Multistakeholder collaboration sought to give sustainable aid to cancer patients
Cancer treatment puts a heavy financial burden on patients and their families. Because its treatment often pushes patients to bankruptcy, cancer is considered a “catastrophic disease.” This is particularly true in the Philippines, where the majority of the population still depends on out-of-pocket spending to pay for most healthcare services and medicines.
To help address this problem, research-based Swiss pharmaceutical company Novartis launched the Glivec international patient assistance program (Gipap) in the Philippines in 2003. Gipap is one of the most comprehensive and far-reaching cancer patient access programs ever implemented on a global scale, and is the first global direct-to-patient access program. Through Gipap, Novartis provides poor patients with free treatment for several forms of cancer.
Access to cancer treatment
To ensure program sustainability and benefit for more patients, Novartis broadened Gipap in 2008 to the Novartis Oncology Access (NOA) program.

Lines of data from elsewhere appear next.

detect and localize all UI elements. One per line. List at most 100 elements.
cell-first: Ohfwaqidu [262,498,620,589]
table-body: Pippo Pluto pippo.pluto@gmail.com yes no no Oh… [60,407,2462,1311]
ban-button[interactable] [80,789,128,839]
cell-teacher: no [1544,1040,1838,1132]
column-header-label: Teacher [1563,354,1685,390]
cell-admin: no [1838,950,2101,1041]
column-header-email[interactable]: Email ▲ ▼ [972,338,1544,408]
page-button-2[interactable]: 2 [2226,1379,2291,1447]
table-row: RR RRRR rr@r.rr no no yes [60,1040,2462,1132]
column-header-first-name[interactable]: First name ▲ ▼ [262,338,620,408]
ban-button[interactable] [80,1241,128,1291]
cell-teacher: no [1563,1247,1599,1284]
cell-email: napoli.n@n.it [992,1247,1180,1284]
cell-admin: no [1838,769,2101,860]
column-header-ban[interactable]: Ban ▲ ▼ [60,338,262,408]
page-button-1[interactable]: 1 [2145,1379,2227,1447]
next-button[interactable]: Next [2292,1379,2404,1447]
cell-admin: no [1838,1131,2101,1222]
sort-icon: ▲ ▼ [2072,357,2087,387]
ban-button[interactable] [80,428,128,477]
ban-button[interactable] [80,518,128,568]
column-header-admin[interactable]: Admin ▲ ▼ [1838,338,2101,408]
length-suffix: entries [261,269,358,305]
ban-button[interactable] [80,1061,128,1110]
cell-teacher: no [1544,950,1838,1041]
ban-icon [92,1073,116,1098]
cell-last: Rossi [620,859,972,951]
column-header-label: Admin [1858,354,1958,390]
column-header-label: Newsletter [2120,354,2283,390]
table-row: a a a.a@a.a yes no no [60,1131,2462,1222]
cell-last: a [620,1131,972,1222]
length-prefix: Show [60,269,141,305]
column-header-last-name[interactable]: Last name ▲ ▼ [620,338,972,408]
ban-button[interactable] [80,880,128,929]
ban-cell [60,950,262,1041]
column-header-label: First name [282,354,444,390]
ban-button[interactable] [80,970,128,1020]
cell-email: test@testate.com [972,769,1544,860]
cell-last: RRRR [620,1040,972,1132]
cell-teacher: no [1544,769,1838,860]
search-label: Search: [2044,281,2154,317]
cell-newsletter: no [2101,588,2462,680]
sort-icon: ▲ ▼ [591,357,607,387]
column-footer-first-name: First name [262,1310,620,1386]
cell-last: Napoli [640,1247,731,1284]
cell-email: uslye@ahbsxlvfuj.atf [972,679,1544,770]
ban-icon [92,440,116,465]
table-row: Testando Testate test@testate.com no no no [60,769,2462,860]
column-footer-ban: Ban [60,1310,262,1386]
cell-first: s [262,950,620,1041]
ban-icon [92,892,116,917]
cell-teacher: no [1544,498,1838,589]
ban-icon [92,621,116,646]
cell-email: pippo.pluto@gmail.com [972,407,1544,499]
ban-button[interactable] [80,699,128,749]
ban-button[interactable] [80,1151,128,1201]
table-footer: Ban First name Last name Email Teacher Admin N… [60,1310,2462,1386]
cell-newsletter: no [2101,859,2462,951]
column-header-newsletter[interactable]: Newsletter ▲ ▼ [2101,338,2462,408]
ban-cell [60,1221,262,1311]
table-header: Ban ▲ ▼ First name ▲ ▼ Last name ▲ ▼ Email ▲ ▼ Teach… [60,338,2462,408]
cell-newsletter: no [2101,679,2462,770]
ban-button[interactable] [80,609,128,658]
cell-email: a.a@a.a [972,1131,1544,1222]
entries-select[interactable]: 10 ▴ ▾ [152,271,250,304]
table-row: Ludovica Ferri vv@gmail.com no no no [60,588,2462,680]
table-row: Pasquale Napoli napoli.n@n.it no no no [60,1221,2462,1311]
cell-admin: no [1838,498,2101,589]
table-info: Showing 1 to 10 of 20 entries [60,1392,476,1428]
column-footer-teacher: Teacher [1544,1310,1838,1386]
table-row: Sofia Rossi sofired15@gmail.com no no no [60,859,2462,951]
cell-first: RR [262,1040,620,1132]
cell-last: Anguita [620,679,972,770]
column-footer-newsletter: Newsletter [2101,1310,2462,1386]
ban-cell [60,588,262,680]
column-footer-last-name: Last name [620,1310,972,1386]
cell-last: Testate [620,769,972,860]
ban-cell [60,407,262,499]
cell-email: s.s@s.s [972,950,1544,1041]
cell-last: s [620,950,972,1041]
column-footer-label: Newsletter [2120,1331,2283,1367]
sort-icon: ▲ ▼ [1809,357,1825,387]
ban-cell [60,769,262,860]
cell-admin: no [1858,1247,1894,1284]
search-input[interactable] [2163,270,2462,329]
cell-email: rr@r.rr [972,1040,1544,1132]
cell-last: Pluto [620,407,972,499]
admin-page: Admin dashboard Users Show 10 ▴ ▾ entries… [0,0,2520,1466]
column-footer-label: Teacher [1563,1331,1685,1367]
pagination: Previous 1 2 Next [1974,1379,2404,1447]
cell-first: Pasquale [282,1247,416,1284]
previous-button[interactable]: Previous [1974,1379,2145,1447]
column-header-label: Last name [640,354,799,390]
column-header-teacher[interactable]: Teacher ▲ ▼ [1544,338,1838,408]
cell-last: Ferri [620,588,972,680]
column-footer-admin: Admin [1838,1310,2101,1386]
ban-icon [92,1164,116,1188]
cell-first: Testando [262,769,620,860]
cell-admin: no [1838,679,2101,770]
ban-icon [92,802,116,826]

NOA is an innovative shared-contribution access program that helps poor Filipino patients gain access to cancer treatments. Novartis Healthcare Philippines helps Filipino patients enrolled in the NOA program comply with treatment by subsidizing the portion of the cost of their full-year treatment that they cannot afford to pay.
“Without NOA, I would not be able to afford my cancer medication. Thanks to this innovative patient assistance program, I continue to enjoy life with my family and friends,” said one Filipino patient with cancer who enrolled in the NOA program.
Since 2003, the NOA program has benefited some 3,000 poor Filipino cancer patients. From 2008 to 2013, the total treatment value provided by Novartis is estimated at P6 billion, with around 1,000 Filipino patients receiving treatment through the NOA program.
Fortunately, there have been positive developments in the last decade. Since the launch of Gipap in 2003, the Philippine economy has steadily improved; as a result, the government is now able to spend more on healthcare.
“We appeal to the government to allocate more funding for oncology so that more Filipinos, especially underprivileged patients, can gain access to effective cancer treatments,” said Dr. Felycette Gay Martinez-Lapus, past president of the Philippine Society of Medical Oncology.
There has been a substantial increase in the Department of Health budget. In 2008, the DOH budget was a little under P19 billion which increased slightly to almost P24 billion in 2009. When President Aquino took office in 2010, the DOH budget was about P25 billion. The DOH budget for 2014 was almost P90 billion. PhilHealth has improved its membership coverage from 54 percent in 2003 to 85 percent of the population in 2013, with an increasing number of packages for cancer and leukemia.
“Health is everybody’s business. We call on all stakeholders—government agencies, private companies, NGOs, civil society organizations—to join forces in providing sustainable funding support to underprivileged Filipinos struggling with cancer,” said Dr. Ivy Mae Escasa, member of the Philippine Society of Hematology and Blood Transfusion.